After the end of the isolation resulting from the Franco dictatorship, a new image of culture and the art system was forged to become a symbolic reference point of change and progress. This period was a time in which Spanish art was promoted internationally owing to the emergence of a country rejuvenated after joining supranational institutions and becoming part of world capitalism. This was also the backdrop to the world of Fernando Vijande, whose gallery, and its activity, was salient in the milieu of contemporary art in Spain.
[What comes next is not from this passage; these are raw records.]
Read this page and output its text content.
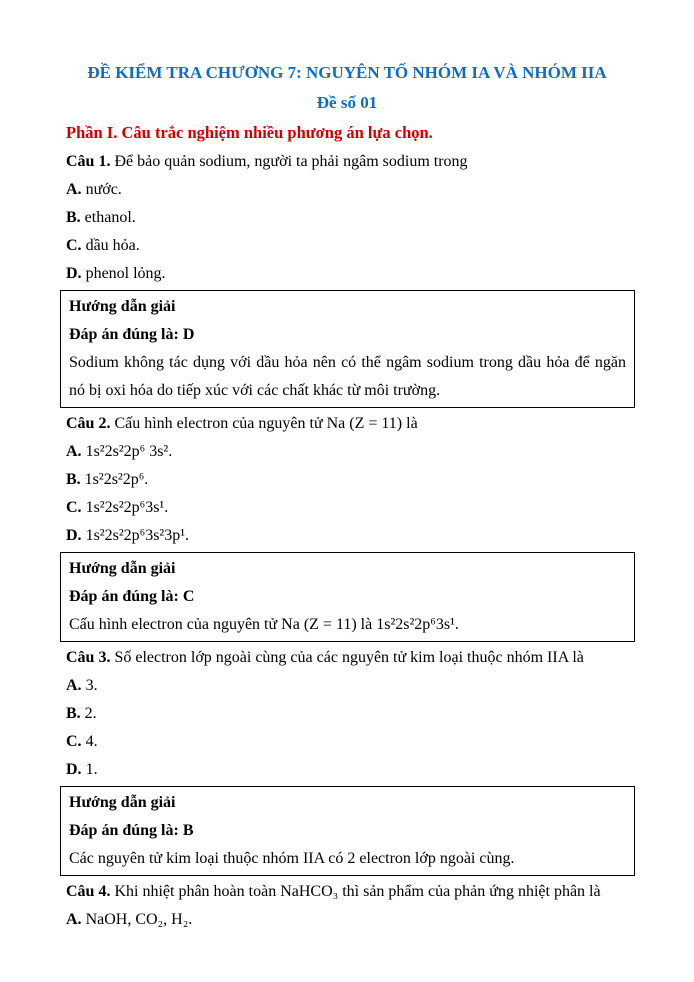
ĐỀ KIỂM TRA CHƯƠNG 7: NGUYÊN TỐ NHÓM IA VÀ NHÓM IIA
Đề số 01

Phần I. Câu trắc nghiệm nhiều phương án lựa chọn.

Câu 1. Để bảo quản sodium, người ta phải ngâm sodium trong

A. nước.

B. ethanol.

C. dầu hỏa.

D. phenol lỏng.

Hướng dẫn giải

Đáp án đúng là: D

Sodium không tác dụng với dầu hỏa nên có thể ngâm sodium trong dầu hỏa để ngăn nó bị oxi hóa do tiếp xúc với các chất khác từ môi trường.

Câu 2. Cấu hình electron của nguyên tử Na (Z = 11) là

A. 1s²2s²2p⁶ 3s².

B. 1s²2s²2p⁶.

C. 1s²2s²2p⁶3s¹.

D. 1s²2s²2p⁶3s²3p¹.

Hướng dẫn giải

Đáp án đúng là: C

Cấu hình electron của nguyên tử Na (Z = 11) là 1s²2s²2p⁶3s¹.

Câu 3. Số electron lớp ngoài cùng của các nguyên tử kim loại thuộc nhóm IIA là

A. 3.

B. 2.

C. 4.

D. 1.

Hướng dẫn giải

Đáp án đúng là: B

Các nguyên tử kim loại thuộc nhóm IIA có 2 electron lớp ngoài cùng.

Câu 4. Khi nhiệt phân hoàn toàn NaHCO₃ thì sản phẩm của phản ứng nhiệt phân là

A. NaOH, CO₂, H₂.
Following an industrious decade at the helm of the Vandrés gallery (1970–1981), Fernando Vijande opened his second gallery in Madrid, one which bore his name and remained open from 1981 to 1987. The relevance and reputation of the space was shaped by its subjective approach, by an open and eclectic focus within the shifting landscape of art in the 1980s, and by the selection and backing of a diverse array of individuals. Aware of the importance of incorporating foreign creators and internationalising Spanish art, Vijande bridged gaps with international art — particularly from North America — and was guided by the enthusiasm and fascination with Spanish art-making in the USA and other Western countries.
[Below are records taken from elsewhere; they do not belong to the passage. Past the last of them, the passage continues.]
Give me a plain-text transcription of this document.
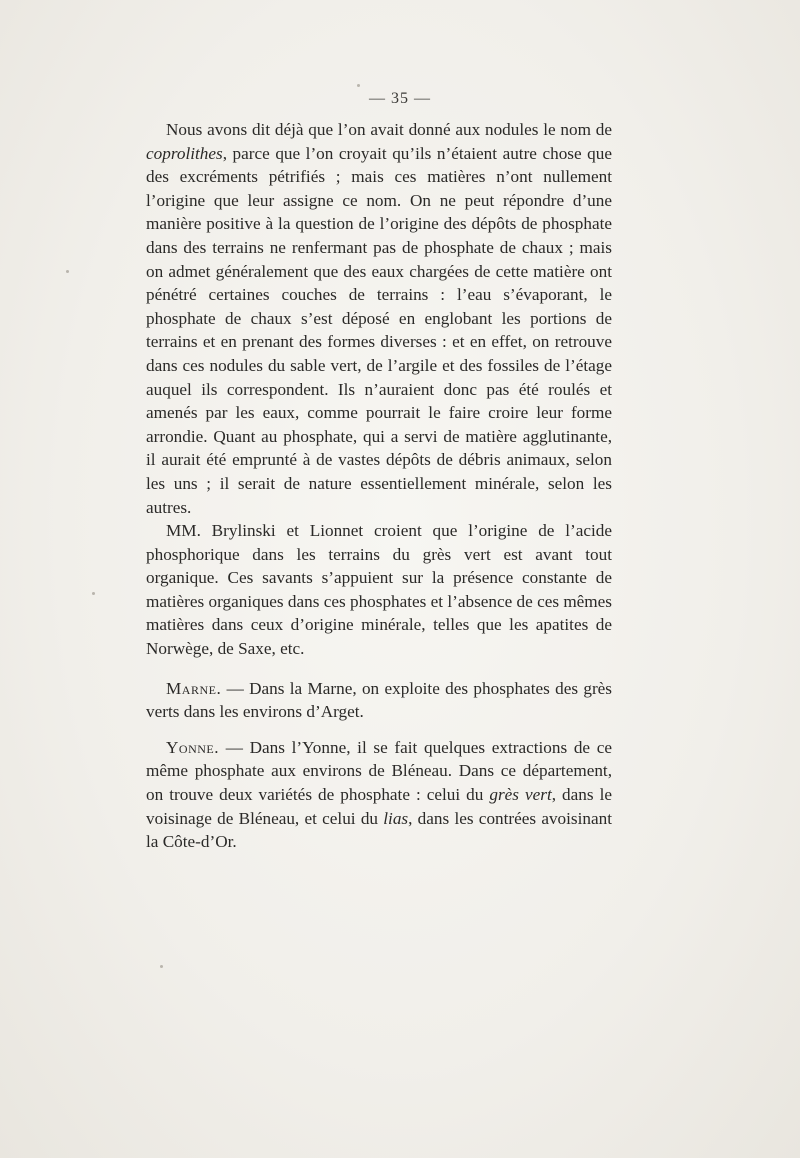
— 35 —

Nous avons dit déjà que l’on avait donné aux nodules le nom de coprolithes, parce que l’on croyait qu’ils n’étaient autre chose que des excréments pétrifiés ; mais ces matières n’ont nullement l’origine que leur assigne ce nom. On ne peut répondre d’une manière positive à la question de l’origine des dépôts de phosphate dans des terrains ne renfermant pas de phosphate de chaux ; mais on admet généralement que des eaux chargées de cette matière ont pénétré certaines couches de terrains : l’eau s’évaporant, le phosphate de chaux s’est déposé en englobant les portions de terrains et en prenant des formes diverses : et en effet, on retrouve dans ces nodules du sable vert, de l’argile et des fossiles de l’étage auquel ils correspondent. Ils n’auraient donc pas été roulés et amenés par les eaux, comme pourrait le faire croire leur forme arrondie. Quant au phosphate, qui a servi de matière agglutinante, il aurait été emprunté à de vastes dépôts de débris animaux, selon les uns ; il serait de nature essentiellement minérale, selon les autres.

MM. Brylinski et Lionnet croient que l’origine de l’acide phosphorique dans les terrains du grès vert est avant tout organique. Ces savants s’appuient sur la présence constante de matières organiques dans ces phosphates et l’absence de ces mêmes matières dans ceux d’origine minérale, telles que les apatites de Norwège, de Saxe, etc.

Marne. — Dans la Marne, on exploite des phosphates des grès verts dans les environs d’Arget.

Yonne. — Dans l’Yonne, il se fait quelques extractions de ce même phosphate aux environs de Bléneau. Dans ce département, on trouve deux variétés de phosphate : celui du grès vert, dans le voisinage de Bléneau, et celui du lias, dans les contrées avoisinant la Côte-d’Or.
Vijande organised numerous exhibitions and projects that featured the participation of figures in close proximity to conceptual art, for instance José Luis Alexanco and Antoni Muntadas, along with others who were less committed to political art and with an ideology-free practice, such as Miquel Navarro and José María Sicilia, as well as those, like Costus, who worked on the inaugural exhibition of the new space, representing the intentionally kitsch spirit of Madrid’s Movida movement. These exhibitions alternated with the arrival not only of exhibitions featuring pre-eminent international artists — Andy Warhol, Jannis Kounellis, Ian Breakwell, Robert Mapplethorpe — but also other, lesser-known works from New York’s East Village, assembled in the collective show Psycho Pueblo in 1985.

This room, The Self and the Other. Fernando Vijande Gallery, 1981–1987, brings together a collection of works by Carmen Calvo and Susana Solano and a selection of pieces that were part of the first Juan Muñoz exhibition in 1984, along with the work of three pivotal artists in the professional and private life of Fernando Vijande: Luis Gordillo, José Luis Alexanco and Zush. Their exhibitions are documented in catalogues and monographs which also highlight Vijande’s prolific publishing work, and how his unveilings were the stage for the festive atmosphere of the mythical gallery and its contribution to the process of art’s modernisation in Spain across the first decade of democracy.